A backdoor in xz

Posted Apr 1, 2024 6:52 UTC (Mon) by himi (subscriber, #340)
In reply to: A backdoor in xz by cesarb
Parent article: A backdoor in xz

> In my opinion, it's the opposite: non-corrupted files could be described using a custom human-readable assembly-like language which represents the primitives allowed in the compression format (something like "LITERAL 03 AA BB CC TREE ..."), while corrupted files could be crazy files found by users which happened to cause older versions of the software to misbehave, and which were added as a regression test.

This is mostly what I was thinking of - have a human-readable language designed to specify the binary formats, and use that to generate the test data. It would work for both good and bad test data, though - rather than simply copying "known bad" test files for testing, you'd pull them apart and write a spec for the test case that generated the same kind of bad data. Doing that would actually specify the badness in great detail, far more so than simply having a binary test file that happens to break things; it could also help drive highly targeted fuzzing whenever particular failures were identified.

The biggest problem I see is that for something like a compression format the difference in complexity between a specification of the binary format and it's possible contents and an actual implementation of the compression algorithm probably isn't all that big, and the specification is certainly going to be subject to as many bugs as the code it's supposed to be testing. This is why I'd hesitate to suggest trying to make this sort of thing into any kind of generalised "best practise" - there are probably going to be too many cases where the payoff just isn't worth the effort required.

That said, a compression algorithm and its on-disk format are probably just about the worst case scenario - I expect a lot of software that reads or writes a binary format would have much less difficulty creating this kind of test data spec. And in a more generalised sense the idea of generating test data rather than simply embedding it in the repository is something that's probably worth encouraging, along with tooling that would support it . . .

A backdoor in xz

Posted Apr 1, 2024 12:48 UTC (Mon) by pizza (subscriber, #46) [Link] (1 responses)

> This is mostly what I was thinking of - have a human-readable language designed to specify the binary formats, and use that to generate the test data.

So... you have this human-readable language generate a malicious file that contains the payload for an exploit. What have you gained here?

The problem is that the binary data is "hostile", not "how the binary data was generated".

A backdoor in xz

Posted Apr 2, 2024 3:16 UTC (Tue) by himi (subscriber, #340) [Link]

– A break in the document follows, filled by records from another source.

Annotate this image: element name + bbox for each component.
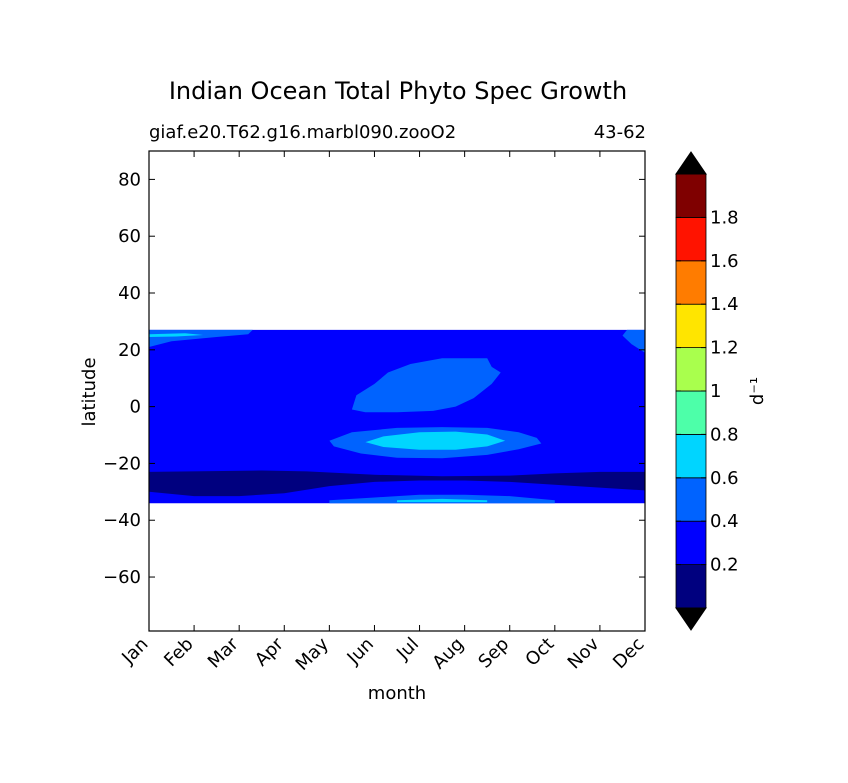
contour-region-8 xyxy=(397,498,488,503)
colorbar-swatch-5 xyxy=(675,347,707,392)
y-tick-label: 0 xyxy=(130,397,141,418)
colorbar-tick-label: 1.6 xyxy=(710,251,739,272)
x-tick-label-nov: Nov xyxy=(564,633,604,673)
colorbar-swatch-9 xyxy=(675,173,707,218)
colorbar-tick-label: 1.2 xyxy=(710,338,739,359)
colorbar-swatch-4 xyxy=(675,390,707,435)
y-tick-label: −60 xyxy=(103,567,141,588)
colorbar-tick-label: 1.8 xyxy=(710,207,739,228)
colorbar-tick-label: 0.8 xyxy=(710,424,739,445)
contour-region-1 xyxy=(149,470,645,497)
y-tick-label: 40 xyxy=(118,283,141,304)
x-tick-label-jun: Jun xyxy=(343,634,378,669)
x-tick-label-feb: Feb xyxy=(160,634,197,671)
x-tick-label-jul: Jul xyxy=(392,634,423,665)
x-tick-label-sep: Sep xyxy=(474,634,513,673)
y-tick-label: 60 xyxy=(118,226,141,247)
colorbar-extend-bottom xyxy=(675,607,707,631)
colorbar-swatch-0 xyxy=(675,564,707,609)
colorbar-tick-label: 0.4 xyxy=(710,511,739,532)
colorbar-swatch-3 xyxy=(675,433,707,479)
colorbar-swatch-6 xyxy=(675,303,707,349)
colorbar-tick-label: 1.4 xyxy=(710,294,739,315)
plot-area xyxy=(149,151,645,631)
y-tick-label: 20 xyxy=(118,340,141,361)
colorbar-tick-label: 0.6 xyxy=(710,468,739,489)
colorbar-tick-label: 0.2 xyxy=(710,555,739,576)
plot-frame xyxy=(148,150,646,632)
contour-region-9 xyxy=(149,333,204,337)
contour-region-4 xyxy=(351,358,501,413)
colorbar: 0.2 0.4 0.6 0.8 1 1.2 1.4 1.6 1.8 xyxy=(675,151,739,631)
colorbar-swatch-8 xyxy=(675,216,707,262)
chart-subtitle-left: giaf.e20.T62.g16.marbl090.zooO2 xyxy=(149,122,456,143)
x-tick-label-may: May xyxy=(292,633,333,674)
colorbar-extend-top xyxy=(675,151,707,175)
contour-region-3 xyxy=(622,329,645,353)
colorbar-label: d⁻¹ xyxy=(747,377,768,405)
y-axis-label: latitude xyxy=(79,357,100,426)
y-tick-label: −40 xyxy=(103,510,141,531)
x-tick-label-oct: Oct xyxy=(521,634,558,671)
contour-region-0 xyxy=(149,329,645,504)
colorbar-swatch-7 xyxy=(675,260,707,305)
x-tick-label-mar: Mar xyxy=(204,633,243,672)
x-tick-label-aug: Aug xyxy=(428,634,468,674)
contour-region-7 xyxy=(365,431,506,450)
x-tick-label-jan: Jan xyxy=(117,634,152,669)
x-tick-label-apr: Apr xyxy=(251,633,288,670)
y-tick-label: 80 xyxy=(118,169,141,190)
y-tick-label: −20 xyxy=(103,453,141,474)
colorbar-tick-label: 1 xyxy=(710,381,721,402)
x-axis-label: month xyxy=(368,683,426,704)
colorbar-swatch-2 xyxy=(675,477,707,522)
chart-title: Indian Ocean Total Phyto Spec Growth xyxy=(169,77,627,105)
colorbar-swatch-1 xyxy=(675,520,707,566)
chart-subtitle-right: 43-62 xyxy=(594,122,646,143)
x-tick-label-dec: Dec xyxy=(609,634,648,673)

If we can't simply trust that the contents of the repository aren't malicious, we need to be able to independently verify that they're not malicious. The point of a human-readable specification of the binary data is to try and make it possible for a human to read it and say "the binary version of this spec won't be malicious". Is that possible? In the general case I don't think so, but I'm pretty sure there are going to be a good number of cases where it /is/ possible, for someone with the requisite knowledge of the format. I'm suggesting that where it's possible, it might be worth trying to do, to mitigate against at least some of the risks posed by malicious binary blobs in source repositories.

As I've said, even if this idea might work in some cases I suspect it wouldn't be viable for xz or similar, simply because of the nature of compression algorithms. But if you can make "has undefined binary files as part of the test data set" into a code smell that gets people to take a closer look then you're raising the bar for sneaking a malicious payload into a repository.